Me quedé pensativo. La perspectiva me parecía muy bella y admirable y, al mismo tiempo, difícilmente accesible. ¿Tendría las ganas, el valor y la paciencia necesarios para crear esa relación que Dubreuil presentaba como un requisito indispensable para que el otro cambiara?

—¿Sabe? Realmente me cuesta muchísimo ponerme en su lugar, me siento tan diferente, a años luz de sus preocupaciones… Ni siquiera llego a comprender lo que puede llevar a hombres como él a pelear continuamente para ganar tan sólo unos puntos de cuota de mercado, o unos decimales en la tasa de rentabilidad de la empresa. ¿Qué interés tienen en ello?
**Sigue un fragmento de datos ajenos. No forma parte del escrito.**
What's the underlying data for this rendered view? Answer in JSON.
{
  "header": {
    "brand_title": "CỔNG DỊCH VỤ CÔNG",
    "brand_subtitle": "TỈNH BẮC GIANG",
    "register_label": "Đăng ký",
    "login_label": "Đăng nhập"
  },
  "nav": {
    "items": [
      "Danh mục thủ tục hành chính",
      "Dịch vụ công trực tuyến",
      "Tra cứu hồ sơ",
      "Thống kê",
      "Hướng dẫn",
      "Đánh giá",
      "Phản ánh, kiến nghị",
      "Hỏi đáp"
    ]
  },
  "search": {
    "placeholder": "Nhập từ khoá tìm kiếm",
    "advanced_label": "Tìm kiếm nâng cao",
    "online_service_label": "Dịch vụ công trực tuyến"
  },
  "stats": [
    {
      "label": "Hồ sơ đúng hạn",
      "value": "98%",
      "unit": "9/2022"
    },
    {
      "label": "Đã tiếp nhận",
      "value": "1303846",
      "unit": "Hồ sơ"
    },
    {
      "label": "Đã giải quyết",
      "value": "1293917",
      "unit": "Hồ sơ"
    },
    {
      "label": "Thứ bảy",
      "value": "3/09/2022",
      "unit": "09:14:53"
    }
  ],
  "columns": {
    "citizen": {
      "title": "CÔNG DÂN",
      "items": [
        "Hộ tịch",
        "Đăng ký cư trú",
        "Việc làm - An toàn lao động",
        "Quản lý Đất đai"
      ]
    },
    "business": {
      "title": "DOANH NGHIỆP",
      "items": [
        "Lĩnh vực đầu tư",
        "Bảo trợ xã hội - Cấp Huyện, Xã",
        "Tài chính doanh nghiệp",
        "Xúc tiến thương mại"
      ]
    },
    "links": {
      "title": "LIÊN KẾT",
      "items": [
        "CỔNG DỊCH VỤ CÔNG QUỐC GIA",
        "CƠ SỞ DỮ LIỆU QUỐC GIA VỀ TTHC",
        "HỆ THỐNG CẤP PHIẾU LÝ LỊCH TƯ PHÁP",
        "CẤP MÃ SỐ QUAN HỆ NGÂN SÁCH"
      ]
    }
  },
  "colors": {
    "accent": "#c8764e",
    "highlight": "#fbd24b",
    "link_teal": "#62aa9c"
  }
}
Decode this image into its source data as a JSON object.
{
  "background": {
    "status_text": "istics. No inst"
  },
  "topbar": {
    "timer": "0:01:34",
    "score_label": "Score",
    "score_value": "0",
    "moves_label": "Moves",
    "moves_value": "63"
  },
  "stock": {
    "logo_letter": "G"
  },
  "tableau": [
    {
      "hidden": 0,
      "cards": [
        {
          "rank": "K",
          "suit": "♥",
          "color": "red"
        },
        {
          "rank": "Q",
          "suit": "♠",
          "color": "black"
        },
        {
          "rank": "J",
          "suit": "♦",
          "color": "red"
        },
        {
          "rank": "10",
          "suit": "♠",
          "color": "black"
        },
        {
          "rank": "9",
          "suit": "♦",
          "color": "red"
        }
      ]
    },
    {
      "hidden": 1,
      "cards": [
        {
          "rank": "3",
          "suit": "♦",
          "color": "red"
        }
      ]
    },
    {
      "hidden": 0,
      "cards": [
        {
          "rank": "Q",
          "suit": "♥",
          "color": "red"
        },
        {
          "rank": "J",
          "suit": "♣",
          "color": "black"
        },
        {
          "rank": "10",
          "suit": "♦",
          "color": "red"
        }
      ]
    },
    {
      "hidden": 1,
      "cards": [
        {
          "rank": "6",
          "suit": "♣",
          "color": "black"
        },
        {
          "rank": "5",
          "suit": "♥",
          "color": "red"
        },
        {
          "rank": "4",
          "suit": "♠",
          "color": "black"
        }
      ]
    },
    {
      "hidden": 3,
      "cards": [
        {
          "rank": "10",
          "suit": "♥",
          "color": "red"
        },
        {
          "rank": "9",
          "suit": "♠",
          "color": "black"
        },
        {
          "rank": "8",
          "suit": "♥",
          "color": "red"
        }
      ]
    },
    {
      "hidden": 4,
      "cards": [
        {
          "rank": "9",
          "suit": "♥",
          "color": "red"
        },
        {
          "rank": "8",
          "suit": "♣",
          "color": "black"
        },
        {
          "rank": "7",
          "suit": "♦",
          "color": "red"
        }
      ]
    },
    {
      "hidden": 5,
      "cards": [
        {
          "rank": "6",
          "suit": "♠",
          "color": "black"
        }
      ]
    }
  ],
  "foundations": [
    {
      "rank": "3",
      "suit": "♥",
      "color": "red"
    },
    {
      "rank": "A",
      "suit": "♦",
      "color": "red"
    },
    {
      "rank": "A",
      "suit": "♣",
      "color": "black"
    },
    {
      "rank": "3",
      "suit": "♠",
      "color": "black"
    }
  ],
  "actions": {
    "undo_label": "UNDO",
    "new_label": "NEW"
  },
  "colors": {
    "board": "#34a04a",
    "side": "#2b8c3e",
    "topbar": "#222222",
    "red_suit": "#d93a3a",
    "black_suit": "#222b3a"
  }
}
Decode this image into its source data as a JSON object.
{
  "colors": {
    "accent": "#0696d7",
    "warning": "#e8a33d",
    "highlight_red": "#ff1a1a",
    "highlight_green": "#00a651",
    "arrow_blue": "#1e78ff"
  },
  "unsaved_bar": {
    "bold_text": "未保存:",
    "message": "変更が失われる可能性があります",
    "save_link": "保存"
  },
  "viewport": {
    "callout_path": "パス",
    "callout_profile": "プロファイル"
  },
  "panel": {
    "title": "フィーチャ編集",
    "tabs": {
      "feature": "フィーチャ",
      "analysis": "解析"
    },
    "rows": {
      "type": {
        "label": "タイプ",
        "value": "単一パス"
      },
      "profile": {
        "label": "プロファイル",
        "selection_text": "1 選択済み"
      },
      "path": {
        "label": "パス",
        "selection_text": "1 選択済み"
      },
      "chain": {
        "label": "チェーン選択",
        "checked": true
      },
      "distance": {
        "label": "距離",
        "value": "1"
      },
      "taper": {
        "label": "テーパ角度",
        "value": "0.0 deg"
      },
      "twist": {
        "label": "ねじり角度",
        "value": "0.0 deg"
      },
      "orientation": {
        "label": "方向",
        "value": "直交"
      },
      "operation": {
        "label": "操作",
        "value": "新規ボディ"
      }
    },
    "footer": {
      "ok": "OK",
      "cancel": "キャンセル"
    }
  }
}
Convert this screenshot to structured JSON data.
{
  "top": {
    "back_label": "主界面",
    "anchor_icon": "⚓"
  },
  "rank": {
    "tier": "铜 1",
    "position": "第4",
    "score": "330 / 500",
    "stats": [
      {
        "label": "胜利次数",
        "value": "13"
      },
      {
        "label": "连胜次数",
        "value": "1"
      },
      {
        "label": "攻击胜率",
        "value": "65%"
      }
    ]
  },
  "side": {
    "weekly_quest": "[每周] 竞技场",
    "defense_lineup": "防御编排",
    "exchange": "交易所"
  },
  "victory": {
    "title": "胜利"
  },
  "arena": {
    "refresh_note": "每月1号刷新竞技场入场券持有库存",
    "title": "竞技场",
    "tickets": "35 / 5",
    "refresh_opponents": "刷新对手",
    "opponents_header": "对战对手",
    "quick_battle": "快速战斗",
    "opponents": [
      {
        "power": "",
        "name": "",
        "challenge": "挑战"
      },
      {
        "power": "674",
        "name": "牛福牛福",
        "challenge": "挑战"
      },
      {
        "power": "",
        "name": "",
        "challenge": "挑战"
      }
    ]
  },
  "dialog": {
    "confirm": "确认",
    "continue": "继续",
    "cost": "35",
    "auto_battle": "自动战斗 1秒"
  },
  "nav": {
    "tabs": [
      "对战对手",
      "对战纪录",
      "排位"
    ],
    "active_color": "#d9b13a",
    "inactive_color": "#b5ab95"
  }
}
A escala de una vida, ¿qué aporta eso a fin de cuentas? ¿Cómo se puede tener su nivel de inteligencia y dedicarse en cuerpo y alma al crecimiento de lo que no es nada más que una empresa? ¿No está un poco vacío de sentido? Vivir para… trabajar. Me parece tan ridículo… En Estados Unidos conocí a un chico, Brian, que solía decir: «¿Quieres hacer reír a Dios? ¿Sí? Pues nada, ¡cuéntale todos tus proyectos!»